Featured

Google and Findability without the Complexity

Shortly after writing the first draft of Google: The Digital Gutenberg, “Enterprise Findability without the Complexity” became available on the Google Web site. You can find this eight page polemic at http://bit.ly/1rKwyhd or you can search for the title on—what else?—Google.com.

Six years after the document became available, Google’s anonymous marketer/writer raised several interesting points about enterprise search. The document appeared just as the enterprise search sector was undergoing another major transformation. Fast Search & Transfer struggled to deliver robust revenues and a few months before the Google document became available, Microsoft paid $1.2 billion for what was another enterprise search flame out. As you may recall, in 2008, Convera was essentially non operational as an enterprise search vendor. In 2005, Autonomy bought the once high flying Verity and was exerting its considerable management talent to become the first enterprise search vendor to top $500 million in revenues. Endeca was flush with Intel and SAP cash, passing on other types of financial instruments due to the economic downturn. Endeca lagged behind Autonomy in revenues and there was little hope that Endeca could close the gap between it and Autonomy.

Secondary enterprise search companies were struggling to generate robust top line revenues. Enterprise search was not a popular term. Companies from Coveo to Sphinx sought to describe their information retrieval systems in terms of functions like customer support or database access to content stored in MySQL. Vivisimo donned a variety of descriptions, culminating in its “reinvention” as a Big Data tool, not a metasearch system with a nifty on the fly clustering algorithm. IBM was becoming more infatuated with open source search as a way to shift development an bug fixes to a “community” working for the benefit of other like minded developers.

image

Google’s depiction of the complexity of traditional enterprise search solutions. The GSA is, of course, less complex—at least on the surface exposed to an administrator.

Google’s Findability document identified a number of important problems associated with traditional enterprise search solutions. To Google’s credit, the company did not point out that the majority of enterprise search vendors (regardless of the verbal plumage used to describe information retrieval) were either losing money or engaged in a somewhat frantic quest for financing and sales).

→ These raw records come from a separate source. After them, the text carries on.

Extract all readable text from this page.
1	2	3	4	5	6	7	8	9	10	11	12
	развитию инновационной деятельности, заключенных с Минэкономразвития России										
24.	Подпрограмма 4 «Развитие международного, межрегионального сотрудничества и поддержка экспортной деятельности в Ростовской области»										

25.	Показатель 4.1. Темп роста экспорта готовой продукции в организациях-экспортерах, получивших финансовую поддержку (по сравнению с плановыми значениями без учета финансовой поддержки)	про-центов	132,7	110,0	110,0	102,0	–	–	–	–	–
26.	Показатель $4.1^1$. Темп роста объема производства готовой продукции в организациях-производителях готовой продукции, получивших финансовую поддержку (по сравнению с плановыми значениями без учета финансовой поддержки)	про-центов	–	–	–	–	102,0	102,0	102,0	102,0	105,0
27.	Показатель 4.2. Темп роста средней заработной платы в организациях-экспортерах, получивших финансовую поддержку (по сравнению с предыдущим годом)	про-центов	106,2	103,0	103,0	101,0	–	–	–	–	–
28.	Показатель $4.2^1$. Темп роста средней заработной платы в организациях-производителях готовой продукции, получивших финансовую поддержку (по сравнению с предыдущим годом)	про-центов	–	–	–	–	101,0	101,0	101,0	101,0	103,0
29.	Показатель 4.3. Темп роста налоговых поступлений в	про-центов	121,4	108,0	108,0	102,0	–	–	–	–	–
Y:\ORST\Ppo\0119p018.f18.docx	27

Here are the issues Google highlighted:

  • User of search systems are frustrated
  • Enterprise search is complex. Google used the word “daunting”, which was and still is accurate
  • Few systems handle file shares, Intranets, databases, content management systems, and real time business applications with aplomb. Of course, the Google enterprise search solution does deliver on these points, asserted Google.

Furthermore, Google provides integrated search results. The idea is that structured and unstructured information from different sources are presented in a form that Google called “integrated search results.”

Google also emphasized a personalized experience. Due to the marketing nature of the Findability document, Google did not point out that personalization was a feature of information retrieval systems lashed to an alert and work flow component. Fulcrum Technologies offered a clumsy option for personalization. iPhrase improved on the approach. Even Endeca supported roles, important for the company’s work at Fidelity Investments in the UK. But for Google, most enterprise search systems were not personalizing with Google aplomb.

Google then trotted out the old chestnuts gleaned from a lunch discussion with other Googlers and sifting competitors’ assertions, consultants’ pronouncements, and beliefs about search that seemed to be self-evident truths; for example:

  • Improved customer service
  • Speeding innovation
  • Reducing information technology costs
  • Accelerating adoption of search by employees who don’t get with the program.

Google concluded the Findability document with what has become a touchstone for the value of the Google Search Appliance. Kimberly Clark, “a global health and hygiene company,” reduced administrative costs for indexing 22 million documents. The costs of the Google Search Appliance, the consultant fees, and the extras like GSA fail over provisions were not mentioned. Hard numbers, even for Google, are not part of the important stuff about enterprise search.

One interesting semantic feature caught my attention. Google does not use the word knowledge in this 2008 document.

Several questions:

  1. Was Google unaware of the fusion of information retrieval and knowledge?
  2. Does the Google Search Appliance deliver a laundry list of results, not knowledge? (A GSA user has to scan the results, click on links, and figure out what’s important to the matter at hand, so the word “knowledge” is inappropriate.)
  3. Why did Google sidestep providing concrete information about costs, productivity, and the value of indexing more content that is allegedly germane to a “personalized” search experience? Are there data to support the implicit assertion “more is better.” Returning more results may mean that the poor user has to do more digging to find useful information. What about a few, on point results? Well, that’s not what today’s technology delivers. It is a fiction about which vendors and customers seem to suspend disbelief.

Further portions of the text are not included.